Taguchi Nobuko, Rubin Evelyn T, Hosokawa Akiko, Choi Jacquelyn, Ying Angela Yating, Moretti Myla E, Koren Gideon, Ito Shinya
The Motherisk Program, Division of Clinical Pharmacology and Toxicology, Department of Pediatrics, Hospital for Sick Children, University of Toronto, Canada.
Reprod Toxicol. 2008 Oct;26(2):175-7. doi: 10.1016/j.reprotox.2008.06.009. Epub 2008 Jul 1.
Use of HMG-CoA reductase inhibitors (statins) is becoming increasingly common. However, a recent study based on a series of cases reported to FDA suggests possible teratogenic effects of statins on embryogenesis, such as limb defects and severe central nervous system anomalies.
In a prospective, observational cohort study with a comparison group to examine a fetal toxicity risk of statins, we followed 64 pregnant women taking statins, and 64 comparison group women without exposure to known teratogens. The statin group women were exposed to atorvastatin (n=46), simvastatin (n=9), pravastatin (n=6), or rosuvastatin (n=3) during the first trimester.
There was no difference in the rate of major malformations between the statin group (1/46 live birth: 2.2%) and the comparison group (1/52 live birth: 1.9%, p=0.93). Similarly, there were no statistical differences between the statin and comparison groups in live births (71.9% vs 81.2%), spontaneous abortions (14: 21.9% vs 11: 17.2%), therapeutic abortions (3: 4.7% vs 0: 0%) and stillbirths (1: 1.5% vs 1: 1.6%). Gestational age at birth (38.4+/-2.8 weeks vs 39.3+/-1.3 weeks: M+/-S.D., p=0.04) and birth weight (3.14+/-0.68kg vs 3.45+/-0.42kg, p=0.01) were lower in the statin group.

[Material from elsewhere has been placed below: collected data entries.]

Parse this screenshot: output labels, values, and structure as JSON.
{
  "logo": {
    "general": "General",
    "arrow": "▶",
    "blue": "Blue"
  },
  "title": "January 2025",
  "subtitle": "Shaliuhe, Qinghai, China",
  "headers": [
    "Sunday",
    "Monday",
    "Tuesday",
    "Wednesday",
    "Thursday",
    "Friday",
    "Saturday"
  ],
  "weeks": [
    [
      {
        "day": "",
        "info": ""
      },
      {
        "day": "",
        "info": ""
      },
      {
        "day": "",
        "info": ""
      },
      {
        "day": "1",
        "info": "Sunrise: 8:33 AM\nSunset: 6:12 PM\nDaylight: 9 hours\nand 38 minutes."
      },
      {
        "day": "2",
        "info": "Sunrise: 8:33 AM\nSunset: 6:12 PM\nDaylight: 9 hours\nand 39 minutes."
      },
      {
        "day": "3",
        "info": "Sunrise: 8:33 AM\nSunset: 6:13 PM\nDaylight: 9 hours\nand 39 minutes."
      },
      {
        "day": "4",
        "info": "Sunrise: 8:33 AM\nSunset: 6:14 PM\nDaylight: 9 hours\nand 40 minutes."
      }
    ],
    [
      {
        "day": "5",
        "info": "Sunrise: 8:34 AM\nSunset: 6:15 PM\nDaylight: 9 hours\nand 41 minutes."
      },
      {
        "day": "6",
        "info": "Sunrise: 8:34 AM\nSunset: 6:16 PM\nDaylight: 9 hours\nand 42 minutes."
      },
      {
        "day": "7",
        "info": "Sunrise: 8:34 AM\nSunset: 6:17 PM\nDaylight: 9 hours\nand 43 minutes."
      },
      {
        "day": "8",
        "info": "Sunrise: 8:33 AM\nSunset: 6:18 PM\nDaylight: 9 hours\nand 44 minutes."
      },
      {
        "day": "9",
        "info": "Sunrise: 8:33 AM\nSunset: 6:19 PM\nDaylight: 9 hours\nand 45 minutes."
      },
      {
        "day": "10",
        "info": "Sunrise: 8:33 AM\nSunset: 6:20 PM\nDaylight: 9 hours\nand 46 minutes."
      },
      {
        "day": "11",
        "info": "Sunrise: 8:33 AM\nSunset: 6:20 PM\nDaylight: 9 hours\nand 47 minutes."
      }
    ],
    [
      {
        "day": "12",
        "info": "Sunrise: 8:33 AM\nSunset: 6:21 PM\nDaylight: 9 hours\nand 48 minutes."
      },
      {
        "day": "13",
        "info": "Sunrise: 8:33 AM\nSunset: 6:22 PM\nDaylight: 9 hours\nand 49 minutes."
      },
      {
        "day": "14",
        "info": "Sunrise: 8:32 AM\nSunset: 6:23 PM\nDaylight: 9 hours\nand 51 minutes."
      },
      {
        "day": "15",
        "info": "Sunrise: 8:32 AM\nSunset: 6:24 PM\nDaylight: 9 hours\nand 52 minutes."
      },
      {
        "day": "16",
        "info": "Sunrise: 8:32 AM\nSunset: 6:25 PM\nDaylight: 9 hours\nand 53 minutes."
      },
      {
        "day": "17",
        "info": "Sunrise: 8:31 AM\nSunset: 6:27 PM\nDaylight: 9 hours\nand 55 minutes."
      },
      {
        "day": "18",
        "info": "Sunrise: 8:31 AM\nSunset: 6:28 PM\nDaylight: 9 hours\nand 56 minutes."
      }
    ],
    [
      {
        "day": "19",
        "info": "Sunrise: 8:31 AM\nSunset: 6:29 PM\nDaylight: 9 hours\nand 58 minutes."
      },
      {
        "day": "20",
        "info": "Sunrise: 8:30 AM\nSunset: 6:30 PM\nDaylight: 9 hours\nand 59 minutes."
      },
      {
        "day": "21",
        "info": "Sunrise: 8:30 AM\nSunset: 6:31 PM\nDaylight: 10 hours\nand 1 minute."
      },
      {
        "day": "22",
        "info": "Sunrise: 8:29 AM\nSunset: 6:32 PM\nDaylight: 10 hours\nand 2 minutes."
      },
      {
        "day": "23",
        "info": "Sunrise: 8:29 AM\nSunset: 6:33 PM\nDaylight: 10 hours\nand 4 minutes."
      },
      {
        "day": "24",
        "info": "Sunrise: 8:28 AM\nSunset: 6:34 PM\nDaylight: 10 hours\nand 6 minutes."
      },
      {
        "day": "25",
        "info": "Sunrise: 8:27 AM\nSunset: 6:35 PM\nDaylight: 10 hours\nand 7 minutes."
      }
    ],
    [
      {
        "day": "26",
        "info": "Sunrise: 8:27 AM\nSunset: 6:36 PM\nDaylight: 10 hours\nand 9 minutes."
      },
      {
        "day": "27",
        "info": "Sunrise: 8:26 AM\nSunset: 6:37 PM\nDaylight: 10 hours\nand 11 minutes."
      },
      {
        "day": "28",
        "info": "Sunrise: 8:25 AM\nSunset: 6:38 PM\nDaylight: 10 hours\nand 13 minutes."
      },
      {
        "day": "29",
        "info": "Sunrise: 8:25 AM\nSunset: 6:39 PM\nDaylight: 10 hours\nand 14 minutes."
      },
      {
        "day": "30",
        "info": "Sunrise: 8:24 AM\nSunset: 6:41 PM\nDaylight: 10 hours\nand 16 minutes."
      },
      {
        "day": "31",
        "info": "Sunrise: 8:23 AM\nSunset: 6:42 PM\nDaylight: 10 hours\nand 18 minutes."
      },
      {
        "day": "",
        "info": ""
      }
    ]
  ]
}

The absolute risk of teratogenicity of statins, if any, appears relatively small. A large-scale study is needed to further characterize the teratogenic potential.
HMG - CoA还原酶抑制剂(他汀类药物)的使用正变得越来越普遍。然而,最近一项基于向美国食品药品监督管理局(FDA)报告的一系列病例的研究表明,他汀类药物对胚胎发育可能有致畸作用,如肢体缺陷和严重的中枢神经系统异常。
在一项有对照组的前瞻性观察队列研究中,为了检验他汀类药物的胎儿毒性风险,我们追踪了64名服用他汀类药物的孕妇以及64名未接触已知致畸物的对照组女性。他汀类药物组的女性在孕早期接触了阿托伐他汀(n = 46)、辛伐他汀(n = 9)、普伐他汀(n = 6)或瑞舒伐他汀(n = 3)。
他汀类药物组(46例活产中有1例:2.2%)和对照组(52例活产中有1例:1.9%,p = 0.93)之间的严重畸形发生率没有差异。同样,他汀类药物组和对照组在活产率(71.9%对81.2%)、自然流产率(14例:21.9%对11例:17.2%)、治疗性流产率(3例:4.7%对0例:0%)和死产率(1例:1.5%对1例:1.6%)方面也没有统计学差异。他汀类药物组的出生孕周(38.4±2.8周对39.3±1.3周:均值±标准差,p = 0.04)和出生体重(3.14±0.68kg对3.45±0.42kg,p = 0.01)较低。
他汀类药物致畸的绝对风险(如果存在的话)似乎相对较小。需要进行大规模研究以进一步明确其致畸潜力。